After a prologue rendered pleasantly in black and white, the screenplay, and the film, suffer. Apart from James Franco–here credibly performing a rogue and charismatic magician—and some awesome bird’s eye view imagery of Oz, there isn’t much more else. Nothing else, in fact. Raimi somehow manages to do worse than Tim Burton with “Alice in wonderland.” Between the sentimentality and flatness of the history, “Oz” is a compilation of the worse that this kind of movie can offer. Raimi’s to-do list is made complete by the trivial and the stereotypical, down to a cutesy critter whose purpose is to turn your heart into brioche) not to mention the uglier side of an aesthetic bias which sees Mila Kunis transformed into a wicked shrek-colored witch.
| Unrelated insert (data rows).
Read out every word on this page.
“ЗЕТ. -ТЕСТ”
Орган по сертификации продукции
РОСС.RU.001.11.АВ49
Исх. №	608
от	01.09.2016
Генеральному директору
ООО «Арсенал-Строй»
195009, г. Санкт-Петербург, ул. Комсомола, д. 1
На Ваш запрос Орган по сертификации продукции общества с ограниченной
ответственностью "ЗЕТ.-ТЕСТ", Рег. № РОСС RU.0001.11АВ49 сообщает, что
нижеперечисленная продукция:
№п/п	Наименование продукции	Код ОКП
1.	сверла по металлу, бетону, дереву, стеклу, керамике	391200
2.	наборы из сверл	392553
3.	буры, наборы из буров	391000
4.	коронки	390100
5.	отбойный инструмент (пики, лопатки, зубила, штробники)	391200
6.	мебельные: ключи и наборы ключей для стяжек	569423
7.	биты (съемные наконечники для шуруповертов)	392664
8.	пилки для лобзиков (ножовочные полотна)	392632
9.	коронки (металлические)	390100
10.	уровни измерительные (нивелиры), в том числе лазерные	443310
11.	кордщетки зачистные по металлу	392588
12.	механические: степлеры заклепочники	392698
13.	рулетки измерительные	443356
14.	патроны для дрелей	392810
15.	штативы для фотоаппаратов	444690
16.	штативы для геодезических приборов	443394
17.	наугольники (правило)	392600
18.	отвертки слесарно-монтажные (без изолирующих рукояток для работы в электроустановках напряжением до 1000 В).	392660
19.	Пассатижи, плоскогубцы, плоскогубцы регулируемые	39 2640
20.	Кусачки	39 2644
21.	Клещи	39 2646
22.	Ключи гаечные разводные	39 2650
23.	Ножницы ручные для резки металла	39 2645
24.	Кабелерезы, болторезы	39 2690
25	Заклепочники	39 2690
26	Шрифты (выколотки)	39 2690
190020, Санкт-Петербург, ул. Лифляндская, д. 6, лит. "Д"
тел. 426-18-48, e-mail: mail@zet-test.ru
As far as any ambitions to tell an epic story, there are none to mention. Everything feels false, as if we were not expected for a second to believe any of this could happen. “Oz” seems packaged to meet the expectations of a young audience hungry for memorable 3D images who will then drag parents down to the local Walmart for the coveted merchandising products.
Once you know that episode two is in preparation, you feel entitled to ask “how far will Hollywood go?”
It’s almost as if the screenwriter’s strike was still on.